Portal:American football/Selected biography/July, 2007
Fielding Yost was an American football coach best known for his long tenure at the University of Michigan. He was born in Fairview, West Virginia. Yost was a lawyer, author, and businessman in addition to being a well known football coach.
After three single-season stints at Nebraska, Kansas, and Stanford, Yost served as the head football coach for the Michigan Wolverines football team from 1901 through 1923, and again in 1925 and 1926. Yost was highly successful at Michigan, winning 165 games, losing only 29, and tying 10 for a winning percentage of .833. Under Yost, Michigan won four straight national championships from 1901-04 and two more in 1918 and 1923.
Yost's first Michigan team in 1901 outscored its opposition by a margin of 550-0 en route to a perfect season and victory in the inaugural Rose Bowl on January 1, 1902 over Stanford, the school Yost had coached the year before.

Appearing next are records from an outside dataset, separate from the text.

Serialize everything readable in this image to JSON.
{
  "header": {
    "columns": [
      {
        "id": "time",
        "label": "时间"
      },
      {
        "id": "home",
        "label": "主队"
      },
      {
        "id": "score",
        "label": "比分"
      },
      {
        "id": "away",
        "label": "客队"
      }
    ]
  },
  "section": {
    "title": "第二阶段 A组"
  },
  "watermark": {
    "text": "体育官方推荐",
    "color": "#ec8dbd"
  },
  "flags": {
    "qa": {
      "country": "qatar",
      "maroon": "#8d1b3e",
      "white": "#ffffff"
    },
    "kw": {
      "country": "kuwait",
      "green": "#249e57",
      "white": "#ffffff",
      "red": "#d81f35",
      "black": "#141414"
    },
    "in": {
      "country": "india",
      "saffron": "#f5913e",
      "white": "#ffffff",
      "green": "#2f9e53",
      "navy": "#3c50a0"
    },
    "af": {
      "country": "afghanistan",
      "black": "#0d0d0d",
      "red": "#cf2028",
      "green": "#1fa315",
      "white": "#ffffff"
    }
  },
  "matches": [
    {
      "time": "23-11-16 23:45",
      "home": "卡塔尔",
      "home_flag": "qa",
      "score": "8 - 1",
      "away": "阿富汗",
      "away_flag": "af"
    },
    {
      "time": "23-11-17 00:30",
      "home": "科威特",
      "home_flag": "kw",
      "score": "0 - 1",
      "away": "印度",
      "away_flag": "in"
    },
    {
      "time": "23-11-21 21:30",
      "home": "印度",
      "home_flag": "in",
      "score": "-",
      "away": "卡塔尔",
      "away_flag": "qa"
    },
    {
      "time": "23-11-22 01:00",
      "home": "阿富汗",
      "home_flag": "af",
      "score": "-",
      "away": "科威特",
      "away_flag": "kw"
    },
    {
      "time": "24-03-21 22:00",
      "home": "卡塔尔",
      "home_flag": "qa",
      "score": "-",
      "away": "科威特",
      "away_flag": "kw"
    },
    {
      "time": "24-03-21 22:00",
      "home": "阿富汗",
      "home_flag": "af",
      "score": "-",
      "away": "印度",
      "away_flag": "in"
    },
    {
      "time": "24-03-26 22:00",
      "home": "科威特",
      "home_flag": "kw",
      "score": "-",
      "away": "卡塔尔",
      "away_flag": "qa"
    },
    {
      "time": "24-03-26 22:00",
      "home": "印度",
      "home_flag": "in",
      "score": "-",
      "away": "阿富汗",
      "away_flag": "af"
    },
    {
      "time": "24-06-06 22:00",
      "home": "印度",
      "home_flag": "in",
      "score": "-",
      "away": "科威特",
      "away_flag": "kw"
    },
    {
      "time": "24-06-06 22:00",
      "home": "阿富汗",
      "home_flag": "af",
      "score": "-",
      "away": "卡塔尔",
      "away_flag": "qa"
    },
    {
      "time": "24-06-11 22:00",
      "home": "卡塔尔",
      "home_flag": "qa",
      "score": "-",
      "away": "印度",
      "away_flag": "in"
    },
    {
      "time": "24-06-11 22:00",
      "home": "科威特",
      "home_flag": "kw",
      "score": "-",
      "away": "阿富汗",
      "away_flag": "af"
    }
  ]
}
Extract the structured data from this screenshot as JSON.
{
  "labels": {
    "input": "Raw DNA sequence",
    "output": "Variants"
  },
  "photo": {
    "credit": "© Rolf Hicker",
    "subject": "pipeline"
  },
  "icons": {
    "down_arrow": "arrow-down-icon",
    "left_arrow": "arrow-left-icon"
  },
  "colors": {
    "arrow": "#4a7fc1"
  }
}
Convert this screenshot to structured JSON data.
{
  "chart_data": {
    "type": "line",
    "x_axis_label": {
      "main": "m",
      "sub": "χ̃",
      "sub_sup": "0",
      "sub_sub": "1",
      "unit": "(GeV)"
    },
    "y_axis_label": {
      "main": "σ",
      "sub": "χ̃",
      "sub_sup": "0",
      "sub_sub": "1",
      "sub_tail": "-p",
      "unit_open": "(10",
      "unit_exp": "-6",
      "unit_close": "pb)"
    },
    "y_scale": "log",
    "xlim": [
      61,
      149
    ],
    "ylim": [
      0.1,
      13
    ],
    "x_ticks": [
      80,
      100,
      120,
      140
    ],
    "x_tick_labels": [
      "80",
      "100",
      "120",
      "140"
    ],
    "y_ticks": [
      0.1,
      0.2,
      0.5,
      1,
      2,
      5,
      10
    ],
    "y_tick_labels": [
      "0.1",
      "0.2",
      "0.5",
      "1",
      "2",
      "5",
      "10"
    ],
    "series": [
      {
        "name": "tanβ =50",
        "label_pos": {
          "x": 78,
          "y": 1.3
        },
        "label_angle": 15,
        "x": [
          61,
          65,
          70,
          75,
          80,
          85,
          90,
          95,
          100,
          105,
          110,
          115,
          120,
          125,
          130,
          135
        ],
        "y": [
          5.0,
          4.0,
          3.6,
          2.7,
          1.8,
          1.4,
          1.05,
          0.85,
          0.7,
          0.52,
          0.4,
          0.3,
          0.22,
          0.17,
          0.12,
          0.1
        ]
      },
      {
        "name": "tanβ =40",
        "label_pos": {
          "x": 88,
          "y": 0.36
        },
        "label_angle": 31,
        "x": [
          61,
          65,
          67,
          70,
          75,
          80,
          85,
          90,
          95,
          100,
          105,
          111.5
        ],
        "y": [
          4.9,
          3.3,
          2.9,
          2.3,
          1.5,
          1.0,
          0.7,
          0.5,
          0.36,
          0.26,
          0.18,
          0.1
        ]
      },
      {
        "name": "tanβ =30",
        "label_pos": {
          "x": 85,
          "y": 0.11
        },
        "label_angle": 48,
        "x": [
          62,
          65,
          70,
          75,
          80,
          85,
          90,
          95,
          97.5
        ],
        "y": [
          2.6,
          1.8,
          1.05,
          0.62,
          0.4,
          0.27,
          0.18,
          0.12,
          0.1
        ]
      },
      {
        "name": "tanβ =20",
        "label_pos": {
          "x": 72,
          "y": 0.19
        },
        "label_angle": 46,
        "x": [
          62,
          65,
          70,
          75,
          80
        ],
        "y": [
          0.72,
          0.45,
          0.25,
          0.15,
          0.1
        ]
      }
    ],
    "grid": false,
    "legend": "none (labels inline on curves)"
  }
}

From 1901 to 1904, Michigan did not lose a game, and was tied only once in a legendary game with the University of Minnesota that led to the establishment of the Little Brown Jug, college football's oldest trophy. Before Michigan finally lost a game to Amos Alonzo Stagg's University of Chicago squad at the end of the 1905 season, they had gone 56 straight games without a defeat, the second longest such streak in college football history. During their first five seasons under Yost, Michigan outscored its opponents 2,821 to 42, earning the nickname "Point-a-Minute."